My fiancé works for a UK charity. Recently, a senior policy officer job came up within the charity that involved advising MPs on policy and helping draft legislation for presentation to parliament (the charity is related to poverty relief – sorry, I won't name it while he still works there). Some of the people in the external affais department mentioned to him that he'd be a shoe-in for the role (he's gone above and beyond in submitting evidence for policy changes to their team, which he isn't contractually required to do), so he decided to throw his hat into the ring. He was turned down by HR, and was a little disappointed, but also he knew they'd had a lot of applications, and assumed they'd decided to shortlist people with more political/legislative experience without discussing it with the team.

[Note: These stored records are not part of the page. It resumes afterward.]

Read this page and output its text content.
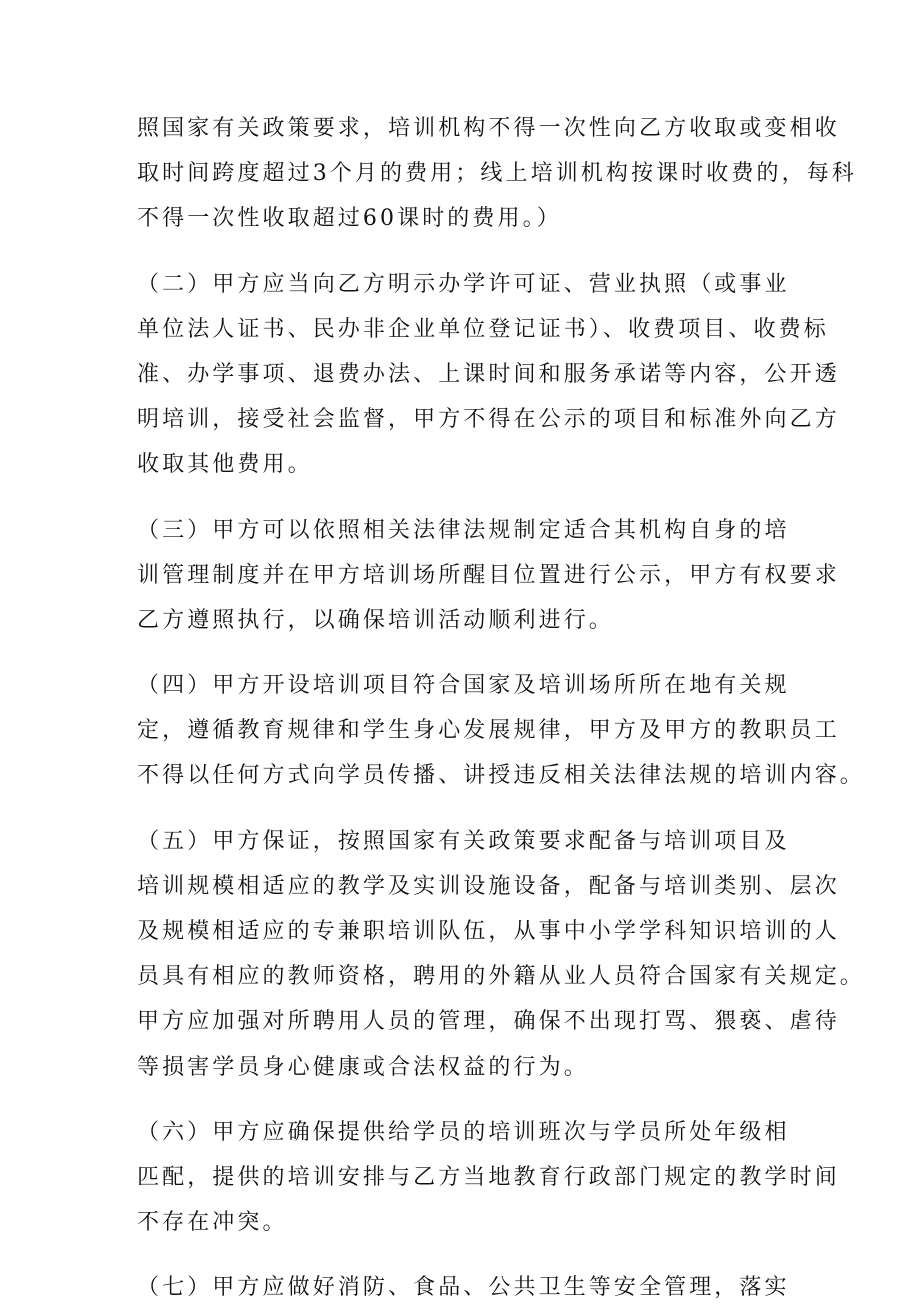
照国家有关政策要求，培训机构不得一次性向乙方收取或变相收
取时间跨度超过3个月的费用；线上培训机构按课时收费的，每科
不得一次性收取超过60课时的费用。）
（二）甲方应当向乙方明示办学许可证、营业执照（或事业
单位法人证书、民办非企业单位登记证书）、收费项目、收费标
准、办学事项、退费办法、上课时间和服务承诺等内容，公开透
明培训，接受社会监督，甲方不得在公示的项目和标准外向乙方
收取其他费用。
（三）甲方可以依照相关法律法规制定适合其机构自身的培
训管理制度并在甲方培训场所醒目位置进行公示，甲方有权要求
乙方遵照执行，以确保培训活动顺利进行。
（四）甲方开设培训项目符合国家及培训场所所在地有关规
定，遵循教育规律和学生身心发展规律，甲方及甲方的教职员工
不得以任何方式向学员传播、讲授违反相关法律法规的培训内容。
（五）甲方保证，按照国家有关政策要求配备与培训项目及
培训规模相适应的教学及实训设施设备，配备与培训类别、层次
及规模相适应的专兼职培训队伍，从事中小学学科知识培训的人
员具有相应的教师资格，聘用的外籍从业人员符合国家有关规定。
甲方应加强对所聘用人员的管理，确保不出现打骂、猥亵、虐待
等损害学员身心健康或合法权益的行为。
（六）甲方应确保提供给学员的培训班次与学员所处年级相
匹配，提供的培训安排与乙方当地教育行政部门规定的教学时间
不存在冲突。
（七）甲方应做好消防、食品、公共卫生等安全管理，落实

NOPE. On Friday they announced that the role had been filled. By the CEO's 19 year old goddaughter. She dropped out of a third rate UK uni because she couldn't hack it, and was looking for her job. Her only work experience was a 3 month internship in the admin department of the same charity. She has no knowledge or experience of the day to day work of the charity, the legal knowledge, or of drafting political legislation. She's the one that apparently the charity thought would be best to spearhead their effort to advise parliament on UK poverty relief. They claim to be committed to ending poverty in the UK, but I guess making sure your goddaughter has a high paying job is more important.
When my fiancé told me, I assumed this was illegal behaviour and that there would be someone we could report them to, but apparently not?? Apparently that's just fine?? Wild.
(This is not the first shitty thing the charity has done, just the final straw for my fiancé. They've also forced him into taking on more senior responsibilities while refusing to promote him officially so no pay rise, they announced employees will have to start working on Christmas and bank holidays, they announced that they're planning to extend working hours to include evenings and weekends (it is currently 9-5), they stated that employees working from home who have children are only entitled to half a day's wages unless they can prove they have childcare in place for the whole day (saying “I have a stay at home spouse” is 'not enough proof'), last year they didn't let my fiancé take any holiday for months on end between being short-staffed and having compulsory conferences where they don't let anyone take holiday for a week either side, and they responded to everyone's complaints by giving them 'team building days to help morale' — even though one complaint was that there are too many team building days, as every time they have a team building day their workload metrics aren't changed and they're just expected to do 5 days work in 4 days. All while paying about 5k less per annum than other equivalent charities for the same job. My fiancé is understandably job hunting now.)
(Eta: also forgot that they recognised he was performing at 120% of his expected capacity and instead of rewarding him they… told him his new expected capacity was now 120% of everyone else's. So now he's expected to do more work for the same amount of money. He's now deliberately trying to work at about 90% of his capacity to bring it back down.)